И подвигает мне фотографию по столу. И этим движением руки подвигается к нашему главному разговору. Но я уже просил за двоих. И обещал просить за третьего. Не могу же я бесконечно. Иисус Христос семью хлебами накормил всех. Но он накормил хлебом духовным. А я знаю число мест, их не может стать больше, их столько, сколько есть.
— Мы целую жизнь не виделись, — говорю я, откупоривая бутылку «Енисели». Был у меня мелкий соблазн взять уже начатую, но я устыдился: не откупорить новую бутылку — обидеть его.
Он останавливает мою руку.
— Не надо. Жарко.
И кладет ладонь на сердце, как бы от всего сердца благодаря.
— У меня был второй инфаркт.
Во мне пробило: надо просить! Второй инфаркт — ему нельзя отказать. Но — Боже мой! — хотя бы месяцем раньше. Кто обращается в мае?
Наверное, истинная боль отразилась на моем лице, потому что он вдруг стал меня утешать: ничего, он уже выкарабкался, сейчас уже ничего.
— Это зимой было. Помните, я позвонил вам? Вот вскоре после этого.
Да, он звонил, мы условились, и я обрадовался, что он больше не звонит. А у него был инфаркт. Могло случиться, что он звонил последний раз в жизни.
— Пиджак снимите! — кидаюсь я ухаживать. — Жарко! Но он явно чего-то стесняется, может быть, своей пропотевшей рубашки.
— Ничего, ничего. Жару я переношу хорошо.
Он опять нагнулся к портфелю, роется в нем. Разогнулся. Лицо — темное от прихлынувшей крови, в руке он держит что-то большое, переплетенное в зеленый коленкор.
— Я хотел просить вас… Конечно, вы с позиций историка… Я понимаю, для вас это не тот масштаб. Но я вот написал тут…

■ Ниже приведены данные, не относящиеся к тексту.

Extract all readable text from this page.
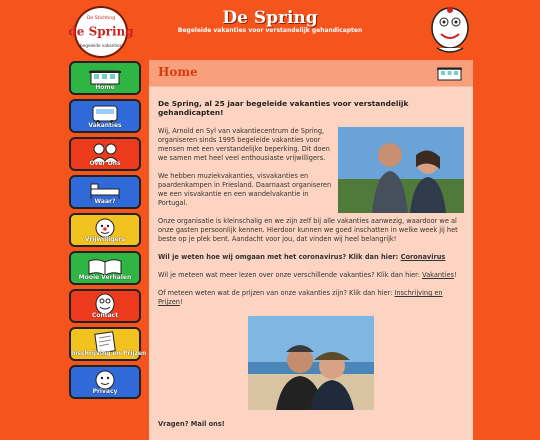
De Stichting
de Spring
begeleide vakanties
De Spring
Begeleide vakanties voor verstandelijk gehandicapten
Home
Vakanties
Over Ons
Waar?
Vrijwilligers
Mooie Verhalen
Contact
Inschrijving en Prijzen
Privacy
Home
De Spring, al 25 jaar begeleide vakanties voor verstandelijk gehandicapten!
Wij, Arnold en Syl van vakantiecentrum de Spring, organiseren sinds 1995 begeleide vakanties voor mensen met een verstandelijke beperking. Dit doen we samen met heel veel enthousiaste vrijwilligers.
We hebben muziekvakanties, visvakanties en paardenkampen in Friesland. Daarnaast organiseren we een visvakantie en een wandelvakantie in Portugal.
Onze organisatie is kleinschalig en we zijn zelf bij alle vakanties aanwezig, waardoor we al onze gasten persoonlijk kennen. Hierdoor kunnen we goed inschatten in welke week jij het beste op je plek bent. Aandacht voor jou, dat vinden wij heel belangrijk!
Wil je weten hoe wij omgaan met het coronavirus? Klik dan hier: Coronavirus
Wil je meteen wat meer lezen over onze verschillende vakanties? Klik dan hier: Vakanties!
Of meteen weten wat de prijzen van onze vakanties zijn? Klik dan hier: Inschrijving en Prijzen!
Vragen? Mail ons!
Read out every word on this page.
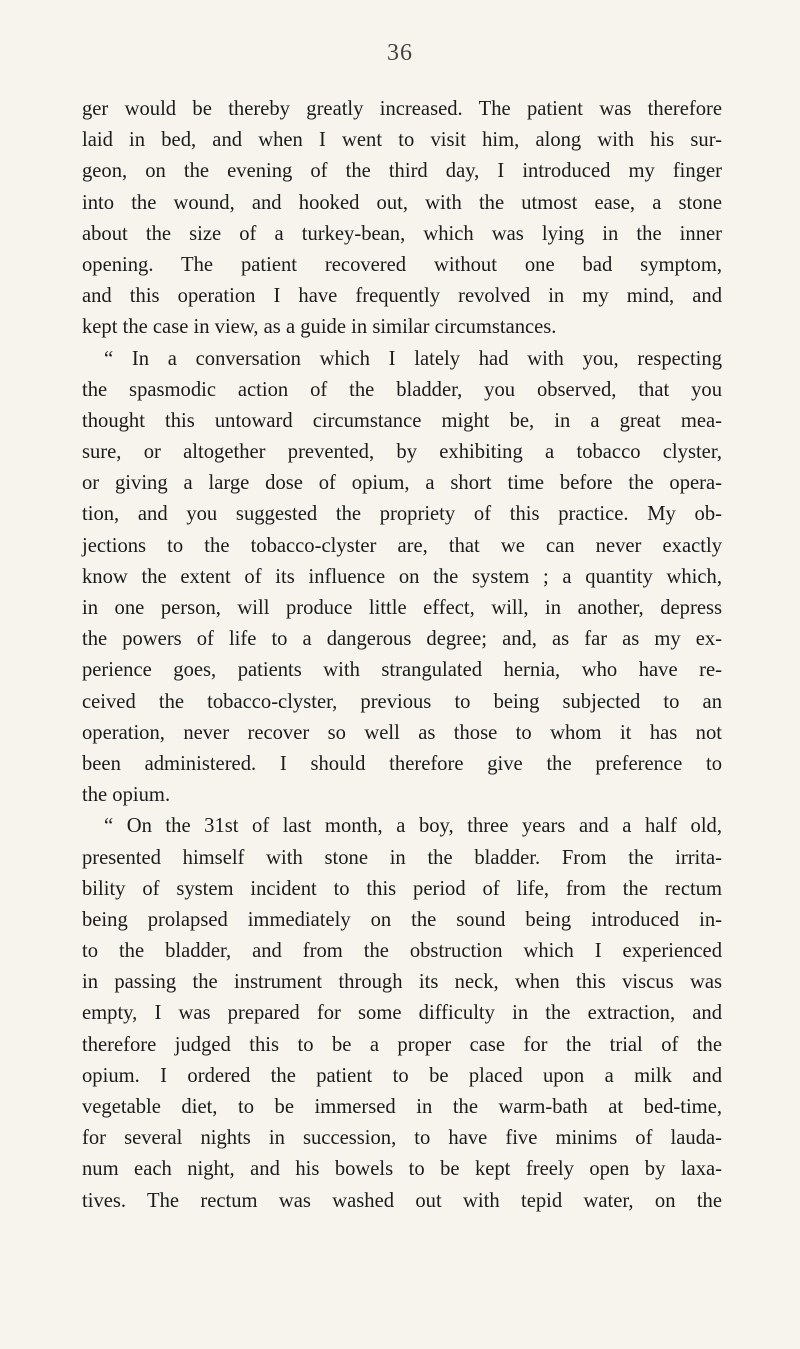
36
ger would be thereby greatly increased. The patient was therefore
laid in bed, and when I went to visit him, along with his sur-
geon, on the evening of the third day, I introduced my finger
into the wound, and hooked out, with the utmost ease, a stone
about the size of a turkey-bean, which was lying in the inner
opening. The patient recovered without one bad symptom,
and this operation I have frequently revolved in my mind, and
kept the case in view, as a guide in similar circumstances.
“ In a conversation which I lately had with you, respecting
the spasmodic action of the bladder, you observed, that you
thought this untoward circumstance might be, in a great mea-
sure, or altogether prevented, by exhibiting a tobacco clyster,
or giving a large dose of opium, a short time before the opera-
tion, and you suggested the propriety of this practice. My ob-
jections to the tobacco-clyster are, that we can never exactly
know the extent of its influence on the system ; a quantity which,
in one person, will produce little effect, will, in another, depress
the powers of life to a dangerous degree; and, as far as my ex-
perience goes, patients with strangulated hernia, who have re-
ceived the tobacco-clyster, previous to being subjected to an
operation, never recover so well as those to whom it has not
been administered. I should therefore give the preference to
the opium.
“ On the 31st of last month, a boy, three years and a half old,
presented himself with stone in the bladder. From the irrita-
bility of system incident to this period of life, from the rectum
being prolapsed immediately on the sound being introduced in-
to the bladder, and from the obstruction which I experienced
in passing the instrument through its neck, when this viscus was
empty, I was prepared for some difficulty in the extraction, and
therefore judged this to be a proper case for the trial of the
opium. I ordered the patient to be placed upon a milk and
vegetable diet, to be immersed in the warm-bath at bed-time,
for several nights in succession, to have five minims of lauda-
num each night, and his bowels to be kept freely open by laxa-
tives. The rectum was washed out with tepid water, on the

Он протягивает мне это через стол, я из рук в руки беру, чувствую тяжесть, и мышцы моего лица сами принимают торжественное выражение, отвечающее этому акту, когда одна сторона передает, другая принимает от нее нечто. Но я еще жду, я еще не понял, что это и есть просьба, с которой он шел. Так вот что, оказывается! Он принес и хочет, чтобы я прочел эту его… Что это, повесть? Исследование? Трактат?
— Все пишут, я тоже написал, — пытается он шутить, но шутка не получилась. И улыбка не получилась.

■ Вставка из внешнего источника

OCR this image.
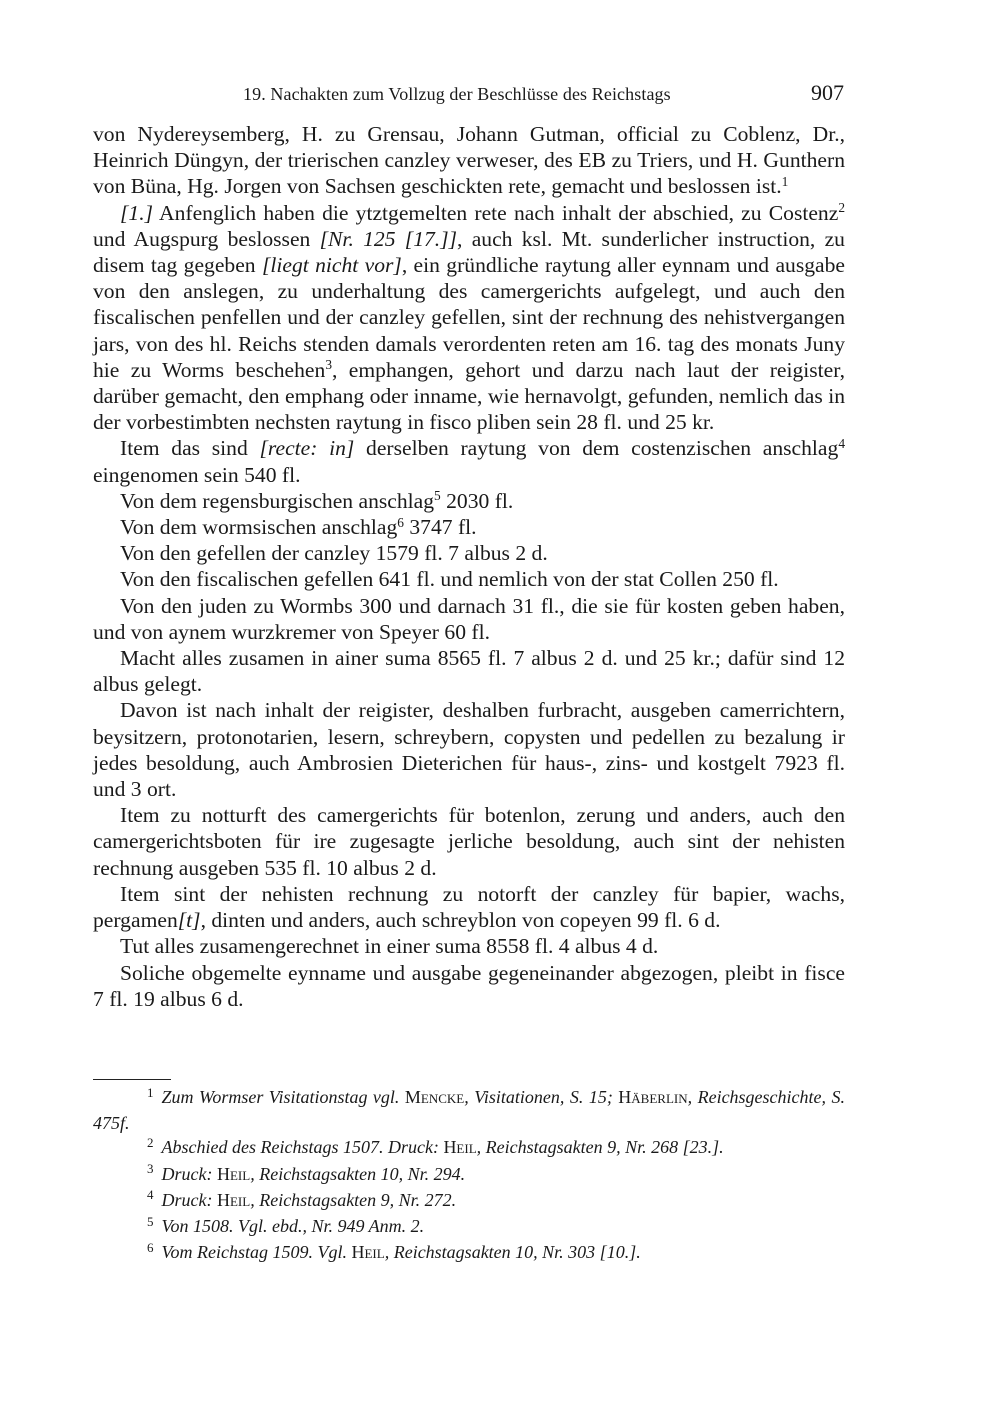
19. Nachakten zum Vollzug der Beschlüsse des Reichstags	907

von Nydereysemberg, H. zu Grensau, Johann Gutman, official zu Coblenz, Dr., Heinrich Düngyn, der trierischen canzley verweser, des EB zu Triers, und H. Gunthern von Büna, Hg. Jorgen von Sachsen geschickten rete, gemacht und beslossen ist.$^1$

[1.] Anfenglich haben die ytztgemelten rete nach inhalt der abschied, zu Costenz$^2$ und Augspurg beslossen [Nr. 125 [17.]], auch ksl. Mt. sunderlicher instruction, zu disem tag gegeben [liegt nicht vor], ein gründliche raytung aller eynnam und ausgabe von den anslegen, zu underhaltung des camergerichts aufgelegt, und auch den fiscalischen penfellen und der canzley gefellen, sint der rechnung des nehistvergangen jars, von des hl. Reichs stenden damals verordenten reten am 16. tag des monats Juny hie zu Worms beschehen$^3$, emphangen, gehort und darzu nach laut der reigister, darüber gemacht, den emphang oder inname, wie hernavolgt, gefunden, nemlich das in der vorbestimbten nechsten raytung in fisco pliben sein 28 fl. und 25 kr.

Item das sind [recte: in] derselben raytung von dem costenzischen anschlag$^4$ eingenomen sein 540 fl.

Von dem regensburgischen anschlag$^5$ 2030 fl.

Von dem wormsischen anschlag$^6$ 3747 fl.

Von den gefellen der canzley 1579 fl. 7 albus 2 d.

Von den fiscalischen gefellen 641 fl. und nemlich von der stat Collen 250 fl.

Von den juden zu Wormbs 300 und darnach 31 fl., die sie für kosten geben haben, und von aynem wurzkremer von Speyer 60 fl.

Macht alles zusamen in ainer suma 8565 fl. 7 albus 2 d. und 25 kr.; dafür sind 12 albus gelegt.

Davon ist nach inhalt der reigister, deshalben furbracht, ausgeben camerrichtern, beysitzern, protonotarien, lesern, schreybern, copysten und pedellen zu bezalung ir jedes besoldung, auch Ambrosien Dieterichen für haus-, zins- und kostgelt 7923 fl. und 3 ort.

Item zu notturft des camergerichts für botenlon, zerung und anders, auch den camergerichtsboten für ire zugesagte jerliche besoldung, auch sint der nehisten rechnung ausgeben 535 fl. 10 albus 2 d.

Item sint der nehisten rechnung zu notorft der canzley für bapier, wachs, pergamen[t], dinten und anders, auch schreyblon von copeyen 99 fl. 6 d.

Tut alles zusamengerechnet in einer suma 8558 fl. 4 albus 4 d.

Soliche obgemelte eynname und ausgabe gegeneinander abgezogen, pleibt in fisce 7 fl. 19 albus 6 d.

1 Zum Wormser Visitationstag vgl. Mencke, Visitationen, S. 15; Häberlin, Reichsgeschichte, S. 475f.

2 Abschied des Reichstags 1507. Druck: Heil, Reichstagsakten 9, Nr. 268 [23.].

3 Druck: Heil, Reichstagsakten 10, Nr. 294.

4 Druck: Heil, Reichstagsakten 9, Nr. 272.

5 Von 1508. Vgl. ebd., Nr. 949 Anm. 2.

6 Vom Reichstag 1509. Vgl. Heil, Reichstagsakten 10, Nr. 303 [10.].
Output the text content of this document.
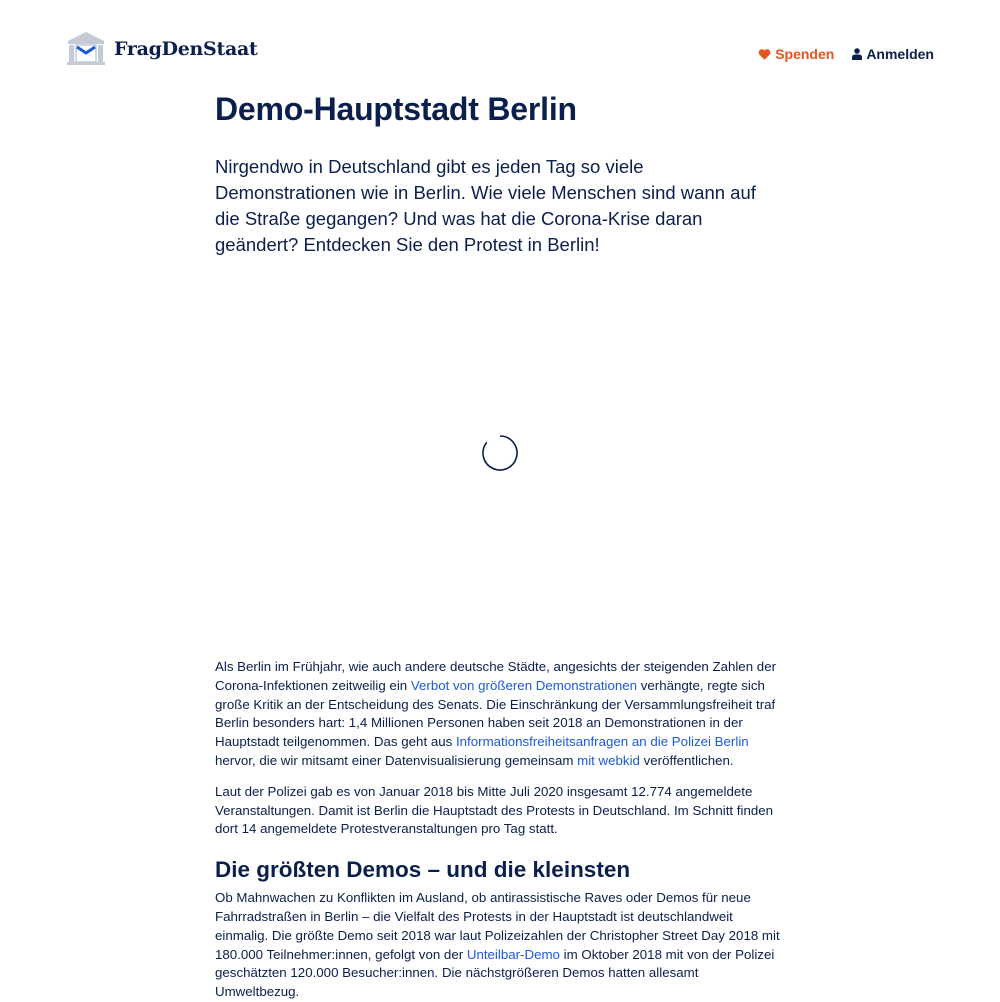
FragDenStaat	Spenden Anmelden
Demo-Hauptstadt Berlin

Nirgendwo in Deutschland gibt es jeden Tag so viele Demonstrationen wie in Berlin. Wie viele Menschen sind wann auf die Straße gegangen? Und was hat die Corona-Krise daran geändert? Entdecken Sie den Protest in Berlin!

Als Berlin im Frühjahr, wie auch andere deutsche Städte, angesichts der steigenden Zahlen der Corona-Infektionen zeitweilig ein Verbot von größeren Demonstrationen verhängte, regte sich große Kritik an der Entscheidung des Senats. Die Einschränkung der Versammlungsfreiheit traf Berlin besonders hart: 1,4 Millionen Personen haben seit 2018 an Demonstrationen in der Hauptstadt teilgenommen. Das geht aus Informationsfreiheitsanfragen an die Polizei Berlin hervor, die wir mitsamt einer Datenvisualisierung gemeinsam mit webkid veröffentlichen.

Laut der Polizei gab es von Januar 2018 bis Mitte Juli 2020 insgesamt 12.774 angemeldete Veranstaltungen. Damit ist Berlin die Hauptstadt des Protests in Deutschland. Im Schnitt finden dort 14 angemeldete Protestveranstaltungen pro Tag statt.

Die größten Demos – und die kleinsten

Ob Mahnwachen zu Konflikten im Ausland, ob antirassistische Raves oder Demos für neue Fahrradstraßen in Berlin – die Vielfalt des Protests in der Hauptstadt ist deutschlandweit einmalig. Die größte Demo seit 2018 war laut Polizeizahlen der Christopher Street Day 2018 mit 180.000 Teilnehmer:innen, gefolgt von der Unteilbar-Demo im Oktober 2018 mit von der Polizei geschätzten 120.000 Besucher:innen. Die nächstgrößeren Demos hatten allesamt Umweltbezug.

И вдруг острая жалость пронзает… Да, я чувствую именно это: острая жалость пронзает меня, сердце просто сжимается от жалости к нему. Мог ли я думать тогда, в ту пору, что настанет день и старый человек принесет мне свои записки? И этот темный костюм в жару, быть может, самое приличное из того, что у него есть. Ведь это финал. Финиш. Тысячи пенсионеров пишут свои воспоминания, собирают марки. А переплет какой! Он не знает этого, не подозревает: роскошный переплет — самый верный признак графомании.
— Я с интересом прочту, — говорю я, машинально взвешивая рукопись.
— У меня, конечно, еще нет опыта, но я пытался обобщить…
И он подробно объясняет, что еще он пытался, он робеет и надеется. Против этого соблазна нет сильных. И трезвых нет. Человек, взявшийся однажды за перо, обречен. Но поздно он взялся — для этого нужна вся жизнь, а не последние ее годы.